Crivea II saw more than a triple increase in the number of leads in the past week and sees more activity on the horizon.

“If the rates drop more and more people get more excited and come back into the market, now you’re going to be back to where we were two years ago with multiple offers in the five to 10 range,” Crivea II said.

The welcome relief in mortgage rates, however, won’t help lenders a whole lot, economists expected.

“The change of 25 basis points (bps) or a quarter of a percent, puts a very few households in the game versus out of the game. So it’s not a game-changer. If rates fell below 6%, then you’d see a pick-up in production volume,” Duncan said.

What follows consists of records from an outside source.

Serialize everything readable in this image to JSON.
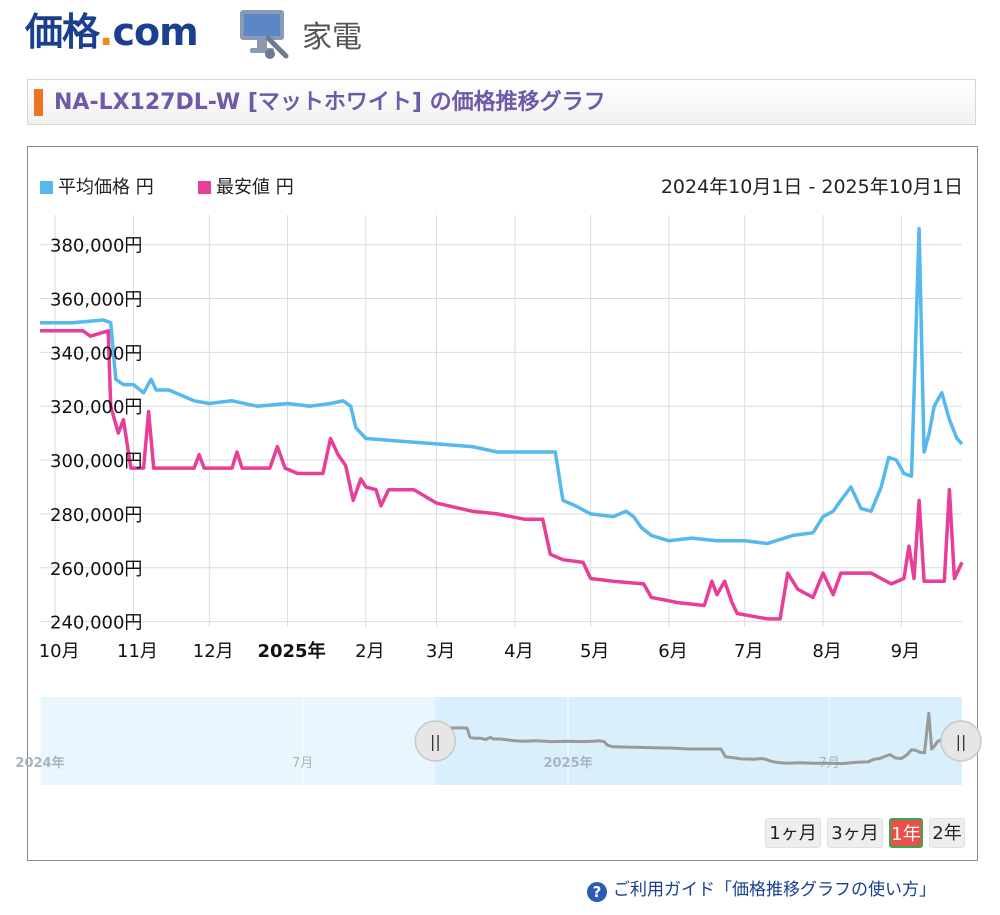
{
  "header": {
    "logo_main": "価格",
    "logo_dot": ".",
    "logo_com": "com",
    "category_icon": "monitor-icon",
    "category_label": "家電"
  },
  "title": {
    "text": "NA-LX127DL-W [マットホワイト] の価格推移グラフ",
    "accent_color": "#ee7423"
  },
  "legend": {
    "avg_label": "平均価格 円",
    "min_label": "最安値 円",
    "date_range": "2024年10月1日 - 2025年10月1日"
  },
  "colors": {
    "avg": "#55b8ee",
    "min": "#e83e98",
    "navigator_line": "#9a9a9a",
    "navigator_bg": "#eaf6fd",
    "navigator_selected": "#d9effc"
  },
  "range_buttons": [
    {
      "label": "1ヶ月",
      "active": false
    },
    {
      "label": "3ヶ月",
      "active": false
    },
    {
      "label": "1年",
      "active": true
    },
    {
      "label": "2年",
      "active": false
    }
  ],
  "guide": {
    "icon": "help-icon",
    "text": "ご利用ガイド「価格推移グラフの使い方」"
  },
  "chart_data": {
    "type": "line",
    "x_start": "2024-10-01",
    "x_end": "2025-10-01",
    "x_min": "2024-09-25",
    "x_max": "2025-09-25",
    "y_min": 238000,
    "y_max": 391000,
    "y_ticks": [
      240000,
      260000,
      280000,
      300000,
      320000,
      340000,
      360000,
      380000
    ],
    "y_tick_labels": [
      "240,000円",
      "260,000円",
      "280,000円",
      "300,000円",
      "320,000円",
      "340,000円",
      "360,000円",
      "380,000円"
    ],
    "x_ticks": [
      {
        "date": "2024-10-01",
        "label": "10月",
        "bold": false
      },
      {
        "date": "2024-11-01",
        "label": "11月",
        "bold": false
      },
      {
        "date": "2024-12-01",
        "label": "12月",
        "bold": false
      },
      {
        "date": "2025-01-01",
        "label": "2025年",
        "bold": true
      },
      {
        "date": "2025-02-01",
        "label": "2月",
        "bold": false
      },
      {
        "date": "2025-03-01",
        "label": "3月",
        "bold": false
      },
      {
        "date": "2025-04-01",
        "label": "4月",
        "bold": false
      },
      {
        "date": "2025-05-01",
        "label": "5月",
        "bold": false
      },
      {
        "date": "2025-06-01",
        "label": "6月",
        "bold": false
      },
      {
        "date": "2025-07-01",
        "label": "7月",
        "bold": false
      },
      {
        "date": "2025-08-01",
        "label": "8月",
        "bold": false
      },
      {
        "date": "2025-09-01",
        "label": "9月",
        "bold": false
      }
    ],
    "grid": true,
    "series": [
      {
        "name": "平均価格",
        "points": [
          [
            "2024-09-25",
            351000
          ],
          [
            "2024-10-08",
            351000
          ],
          [
            "2024-10-20",
            352000
          ],
          [
            "2024-10-23",
            351000
          ],
          [
            "2024-10-25",
            330000
          ],
          [
            "2024-10-28",
            328000
          ],
          [
            "2024-11-01",
            328000
          ],
          [
            "2024-11-05",
            325000
          ],
          [
            "2024-11-08",
            330000
          ],
          [
            "2024-11-10",
            326000
          ],
          [
            "2024-11-15",
            326000
          ],
          [
            "2024-11-20",
            324000
          ],
          [
            "2024-11-25",
            322000
          ],
          [
            "2024-12-01",
            321000
          ],
          [
            "2024-12-10",
            322000
          ],
          [
            "2024-12-20",
            320000
          ],
          [
            "2025-01-01",
            321000
          ],
          [
            "2025-01-10",
            320000
          ],
          [
            "2025-01-18",
            321000
          ],
          [
            "2025-01-23",
            322000
          ],
          [
            "2025-01-26",
            320000
          ],
          [
            "2025-01-28",
            312000
          ],
          [
            "2025-02-01",
            308000
          ],
          [
            "2025-02-15",
            307000
          ],
          [
            "2025-03-01",
            306000
          ],
          [
            "2025-03-15",
            305000
          ],
          [
            "2025-03-25",
            303000
          ],
          [
            "2025-04-10",
            303000
          ],
          [
            "2025-04-17",
            303000
          ],
          [
            "2025-04-20",
            285000
          ],
          [
            "2025-04-25",
            283000
          ],
          [
            "2025-05-01",
            280000
          ],
          [
            "2025-05-10",
            279000
          ],
          [
            "2025-05-15",
            281000
          ],
          [
            "2025-05-18",
            279000
          ],
          [
            "2025-05-21",
            275000
          ],
          [
            "2025-05-25",
            272000
          ],
          [
            "2025-06-01",
            270000
          ],
          [
            "2025-06-10",
            271000
          ],
          [
            "2025-06-20",
            270000
          ],
          [
            "2025-07-01",
            270000
          ],
          [
            "2025-07-10",
            269000
          ],
          [
            "2025-07-20",
            272000
          ],
          [
            "2025-07-28",
            273000
          ],
          [
            "2025-08-01",
            279000
          ],
          [
            "2025-08-05",
            281000
          ],
          [
            "2025-08-08",
            285000
          ],
          [
            "2025-08-12",
            290000
          ],
          [
            "2025-08-16",
            282000
          ],
          [
            "2025-08-20",
            281000
          ],
          [
            "2025-08-24",
            290000
          ],
          [
            "2025-08-27",
            301000
          ],
          [
            "2025-08-30",
            300000
          ],
          [
            "2025-09-02",
            295000
          ],
          [
            "2025-09-05",
            294000
          ],
          [
            "2025-09-08",
            386000
          ],
          [
            "2025-09-10",
            303000
          ],
          [
            "2025-09-12",
            310000
          ],
          [
            "2025-09-14",
            320000
          ],
          [
            "2025-09-17",
            325000
          ],
          [
            "2025-09-20",
            315000
          ],
          [
            "2025-09-23",
            308000
          ],
          [
            "2025-09-25",
            306000
          ]
        ]
      },
      {
        "name": "最安値",
        "points": [
          [
            "2024-09-25",
            348000
          ],
          [
            "2024-10-12",
            348000
          ],
          [
            "2024-10-15",
            346000
          ],
          [
            "2024-10-22",
            348000
          ],
          [
            "2024-10-23",
            320000
          ],
          [
            "2024-10-26",
            310000
          ],
          [
            "2024-10-28",
            315000
          ],
          [
            "2024-10-31",
            297000
          ],
          [
            "2024-11-05",
            297000
          ],
          [
            "2024-11-07",
            318000
          ],
          [
            "2024-11-09",
            297000
          ],
          [
            "2024-11-25",
            297000
          ],
          [
            "2024-11-27",
            302000
          ],
          [
            "2024-11-29",
            297000
          ],
          [
            "2024-12-10",
            297000
          ],
          [
            "2024-12-12",
            303000
          ],
          [
            "2024-12-14",
            297000
          ],
          [
            "2024-12-25",
            297000
          ],
          [
            "2024-12-28",
            305000
          ],
          [
            "2024-12-31",
            297000
          ],
          [
            "2025-01-05",
            295000
          ],
          [
            "2025-01-15",
            295000
          ],
          [
            "2025-01-18",
            308000
          ],
          [
            "2025-01-21",
            302000
          ],
          [
            "2025-01-24",
            298000
          ],
          [
            "2025-01-27",
            285000
          ],
          [
            "2025-01-30",
            293000
          ],
          [
            "2025-02-01",
            290000
          ],
          [
            "2025-02-05",
            289000
          ],
          [
            "2025-02-07",
            283000
          ],
          [
            "2025-02-10",
            289000
          ],
          [
            "2025-02-20",
            289000
          ],
          [
            "2025-03-01",
            284000
          ],
          [
            "2025-03-15",
            281000
          ],
          [
            "2025-03-25",
            280000
          ],
          [
            "2025-04-05",
            278000
          ],
          [
            "2025-04-12",
            278000
          ],
          [
            "2025-04-15",
            265000
          ],
          [
            "2025-04-20",
            263000
          ],
          [
            "2025-04-28",
            262000
          ],
          [
            "2025-05-01",
            256000
          ],
          [
            "2025-05-10",
            255000
          ],
          [
            "2025-05-22",
            254000
          ],
          [
            "2025-05-25",
            249000
          ],
          [
            "2025-06-05",
            247000
          ],
          [
            "2025-06-15",
            246000
          ],
          [
            "2025-06-18",
            255000
          ],
          [
            "2025-06-20",
            250000
          ],
          [
            "2025-06-23",
            255000
          ],
          [
            "2025-06-26",
            247000
          ],
          [
            "2025-06-28",
            243000
          ],
          [
            "2025-07-10",
            241000
          ],
          [
            "2025-07-15",
            241000
          ],
          [
            "2025-07-18",
            258000
          ],
          [
            "2025-07-22",
            252000
          ],
          [
            "2025-07-28",
            249000
          ],
          [
            "2025-08-01",
            258000
          ],
          [
            "2025-08-05",
            250000
          ],
          [
            "2025-08-08",
            258000
          ],
          [
            "2025-08-20",
            258000
          ],
          [
            "2025-08-24",
            256000
          ],
          [
            "2025-08-28",
            254000
          ],
          [
            "2025-09-02",
            256000
          ],
          [
            "2025-09-04",
            268000
          ],
          [
            "2025-09-06",
            256000
          ],
          [
            "2025-09-08",
            285000
          ],
          [
            "2025-09-10",
            255000
          ],
          [
            "2025-09-18",
            255000
          ],
          [
            "2025-09-20",
            289000
          ],
          [
            "2025-09-22",
            256000
          ],
          [
            "2025-09-25",
            262000
          ]
        ]
      }
    ],
    "navigator": {
      "x_min": "2024-01-01",
      "x_max": "2025-10-01",
      "selected_start": "2024-10-01",
      "selected_end": "2025-10-01",
      "labels": [
        {
          "date": "2024-01-01",
          "label": "2024年",
          "bold": true
        },
        {
          "date": "2024-07-01",
          "label": "7月",
          "bold": false
        },
        {
          "date": "2025-01-01",
          "label": "2025年",
          "bold": true
        },
        {
          "date": "2025-07-01",
          "label": "7月",
          "bold": false
        }
      ],
      "handle_glyph": "||"
    }
  }
}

Refinance applications tend to pick up when mortgage rates drop, Hale noted. But for the industry to see a mini refi boom, mortgage rates would need to fall below 7%.

“Mortgage rates have only exceeded 7% since August, and, given the sluggishness in home sales in recent months, there aren’t many homeowners who would need to refinance by a smaller dip,” Hale said.

The spread between mortgage rates and Treasury yields remains roughly 120 basis points wider than typical, due to a combination of factors, Fratantoni noted.

MBA’s baseline forecast is for mortgage rates to end 2023 at 7.2%, reach 6.1% at the end of 2024 and drop to 5.5% by 2025. Fannie Mae expects the average 30-year, fixed-rate mortgage to land at 6.8% in 2023 and move up to 6.9% in 2024.

Loan originators emphasized any decline in rates improves affordability while the lack of housing inventory and higher home prices will continue to be a challenge.

LOs are hopeful that the end of 2023 will be different from the same period last year when their origination business was paralyzed, largely due to mortgage rates sharply surpassing the 7% mark.

“We saw extreme pain last year at this time because a 7% mortgage was just absolutely shocking at that point after 3% rates. Nobody had gotten acclimated to that higher interest rate environment because it happened so fast,” Neo’s Mettle said.

“The fourth quarter and the first quarter are always the most challenging for the mortgage industry. People believe that rates peaked just above 8%. I think it’s going to be a much more favorable year for those reasons.”